Tuesday, April 7, 2009

Genial: A Language Mystery

Mini-Linguistics Lesson:
Cognates: words in different languages that mean the same thing. Example: fish, poisson, and pesce are cognates in English, French and Italian. Ok, now we can move on. :)

Last night as I was looking at my newest Flickr contact's photos I realized that "genial" does not mean the same thing in Spanish as it does in English. In Spanish it means 'brilliant', but in English I have always known it mean 'agreeable'. If you meet a genial person, you probably will like them since they are easy to get along with- they're a nice person. I couldn't understand how the two words could be so much the same, but have different meanings. Why weren't they cognates?

Upon further investigation I discovered that the English word 'genial' has about five meanings, with only three still in usage:

Merriam-Webster Definition:
1obsolete : of or relating to marriage or generation genial bed — John Milton>
2obsolete : inborn , native
3 a
: favorable to growth or comfort : mild <genial sunshine>
b: marked by or diffusing sympathy or friendliness genial host>
4
: displaying or marked by genius

or
: of or relating to the chin

So the fourth one makes sense now, but I decided to find out where the roots lie. It comes from the Latin genialis which comes from the Latin genius which comes from the Latin root gignere...
So to make a long blog short, 'genial' came from these roots:
  • 'beget, produce' (gignere)
  • 'guardian spirit who watches over someone from birth, wit, talent' (genius)
  • 'pleasant festive' (genialis) but literally it pertains to 'marriage rites'
It seems that there was a convergence in all of these root words when it came to the English language.

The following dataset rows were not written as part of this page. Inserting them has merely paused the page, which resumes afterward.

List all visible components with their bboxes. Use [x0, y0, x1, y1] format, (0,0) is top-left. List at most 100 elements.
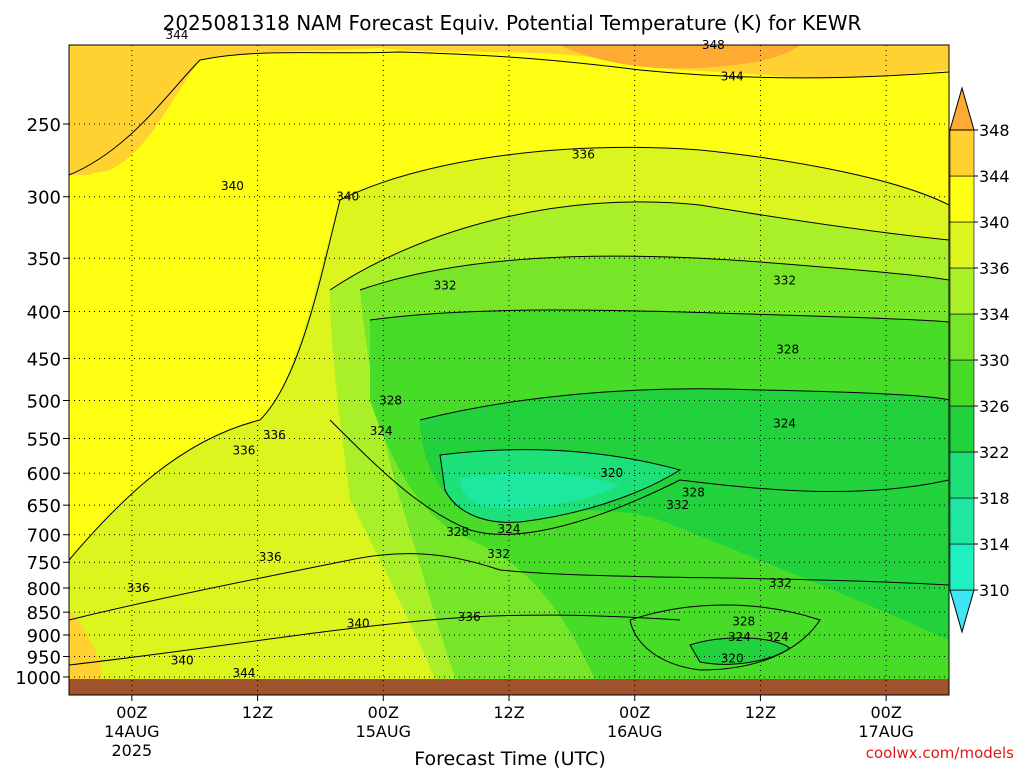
contour-label: 332 — [666, 498, 689, 512]
contour-label: 332 — [487, 547, 510, 561]
contour-line — [359, 255, 949, 291]
contour-label: 328 — [446, 525, 469, 539]
contour-line — [329, 201, 949, 291]
x-tick-label: 12Z — [745, 703, 776, 722]
colorbar-bin — [949, 129, 975, 177]
colorbar-bin — [949, 405, 975, 453]
contour-label: 336 — [127, 581, 150, 595]
contour-label: 344 — [232, 666, 255, 680]
contour-label: 328 — [682, 486, 705, 500]
region-warm-left-top — [69, 45, 170, 175]
contour-line — [69, 614, 681, 666]
contour-label: 336 — [232, 444, 255, 458]
contour-line — [419, 388, 949, 421]
colorbar-bin — [949, 267, 975, 315]
y-tick-label: 300 — [27, 188, 61, 209]
colorbar-label: 326 — [979, 397, 1010, 416]
contour-line — [369, 309, 949, 323]
y-tick-label: 450 — [27, 349, 61, 370]
colorbar-label: 344 — [979, 167, 1010, 186]
contour-label: 340 — [221, 179, 244, 193]
contour-label: 340 — [171, 654, 194, 668]
colorbar-bin — [949, 543, 975, 591]
contour-label: 336 — [458, 610, 481, 624]
watermark: coolwx.com/models — [866, 744, 1014, 762]
colorbar-label: 322 — [979, 443, 1010, 462]
region-hot-top — [560, 45, 800, 69]
colorbar-label: 348 — [979, 121, 1010, 140]
contour-line — [339, 146, 949, 206]
y-tick-label: 550 — [27, 430, 61, 451]
contour-line — [689, 637, 791, 665]
contour-label: 340 — [336, 190, 359, 204]
contour-line — [439, 449, 682, 523]
chart-title: 2025081318 NAM Forecast Equiv. Potential… — [163, 11, 862, 35]
x-tick-date: 15AUG — [356, 722, 411, 741]
colorbar-extend-low — [949, 589, 975, 634]
contour-label: 344 — [165, 28, 188, 42]
colorbar-label: 314 — [979, 535, 1010, 554]
y-tick-label: 650 — [27, 496, 61, 517]
x-tick-label: 00Z — [619, 703, 650, 722]
colorbar-label: 336 — [979, 259, 1010, 278]
x-tick-label: 12Z — [493, 703, 524, 722]
x-axis-label: Forecast Time (UTC) — [414, 748, 605, 768]
contour-label: 324 — [766, 630, 789, 644]
y-tick-label: 1000 — [15, 668, 61, 689]
colorbar-bin — [949, 451, 975, 499]
y-tick-label: 700 — [27, 526, 61, 547]
x-tick-label: 00Z — [116, 703, 147, 722]
colorbar-bin — [949, 359, 975, 407]
contour-label: 324 — [773, 417, 796, 431]
contour-label: 320 — [721, 652, 744, 666]
contour-label: 348 — [702, 38, 725, 52]
colorbar-label: 340 — [979, 213, 1010, 232]
contour-label: 328 — [379, 394, 402, 408]
x-tick-date: 17AUG — [858, 722, 913, 741]
contour-label: 344 — [721, 70, 744, 84]
y-tick-label: 400 — [27, 302, 61, 323]
contour-label: 336 — [263, 428, 286, 442]
colorbar-bin — [949, 497, 975, 545]
x-tick-label: 00Z — [368, 703, 399, 722]
colorbar-bin — [949, 175, 975, 223]
contour-line — [329, 419, 949, 535]
x-tick-label: 12Z — [242, 703, 273, 722]
y-tick-label: 850 — [27, 603, 61, 624]
y-tick-label: 250 — [27, 115, 61, 136]
colorbar: 310 314 318 322 326 330 334 336 340 344 348 — [949, 86, 1010, 634]
contour-label: 328 — [732, 614, 755, 628]
y-tick-label: 500 — [27, 392, 61, 413]
x-tick-year: 2025 — [111, 741, 152, 760]
contour-label: 324 — [370, 424, 393, 438]
y-tick-label: 350 — [27, 249, 61, 270]
contour-label: 324 — [498, 522, 521, 536]
contour-line — [69, 51, 949, 176]
colorbar-extend-high — [949, 86, 975, 131]
colorbar-label: 318 — [979, 489, 1010, 508]
contour-label: 320 — [600, 466, 623, 480]
colorbar-label: 310 — [979, 581, 1010, 600]
y-tick-label: 800 — [27, 579, 61, 600]
x-tick-date: 14AUG — [104, 722, 159, 741]
colorbar-label: 334 — [979, 305, 1010, 324]
contour-label: 336 — [259, 550, 282, 564]
x-tick-date: 16AUG — [607, 722, 662, 741]
y-tick-label: 600 — [27, 464, 61, 485]
colorbar-bin — [949, 313, 975, 361]
contour-line — [69, 553, 949, 621]
contour-label: 332 — [773, 273, 796, 287]
colorbar-label: 330 — [979, 351, 1010, 370]
region-lowlevel-teal — [690, 637, 790, 665]
contour-label: 340 — [347, 617, 370, 631]
y-tick-label: 750 — [27, 553, 61, 574]
colorbar-bin — [949, 221, 975, 269]
contour-label: 332 — [434, 279, 457, 293]
x-tick-label: 00Z — [870, 703, 901, 722]
contour-label: 328 — [776, 343, 799, 357]
grid — [69, 45, 949, 695]
terrain-below-ground — [69, 679, 949, 695]
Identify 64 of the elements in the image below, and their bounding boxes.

Here are the meanings for the word 'genial' in Romance languages:

Italian- genial = gioviale (sound like jovial to anyone?)
Portuguse- genial = brilliant
Spanish- genial = brilliant or great, pleasant, or in character
French- génial = brilliant or great
Romanian- genial = brilliant, great or gifted

English seems to be the language that made such a mess of it all. All the Romance languages but Italian takes on 'brilliant' as the only meaning. What I find interesting is that the spelling stayed the same for all of these languages.

In the investigation I was doing I found some English words that are related to 'genial'.
Congenial, genius, genuine, benign, indigenous. For more check out gignere.

Now, don't take this as the complete research for this word. This only took me about an hour! And I have only consulted online sources. This is a digression from what I should actually be studying. but it isn't actually that different. I should be writing notes about language families and genetic relations. So, I'm not that far off!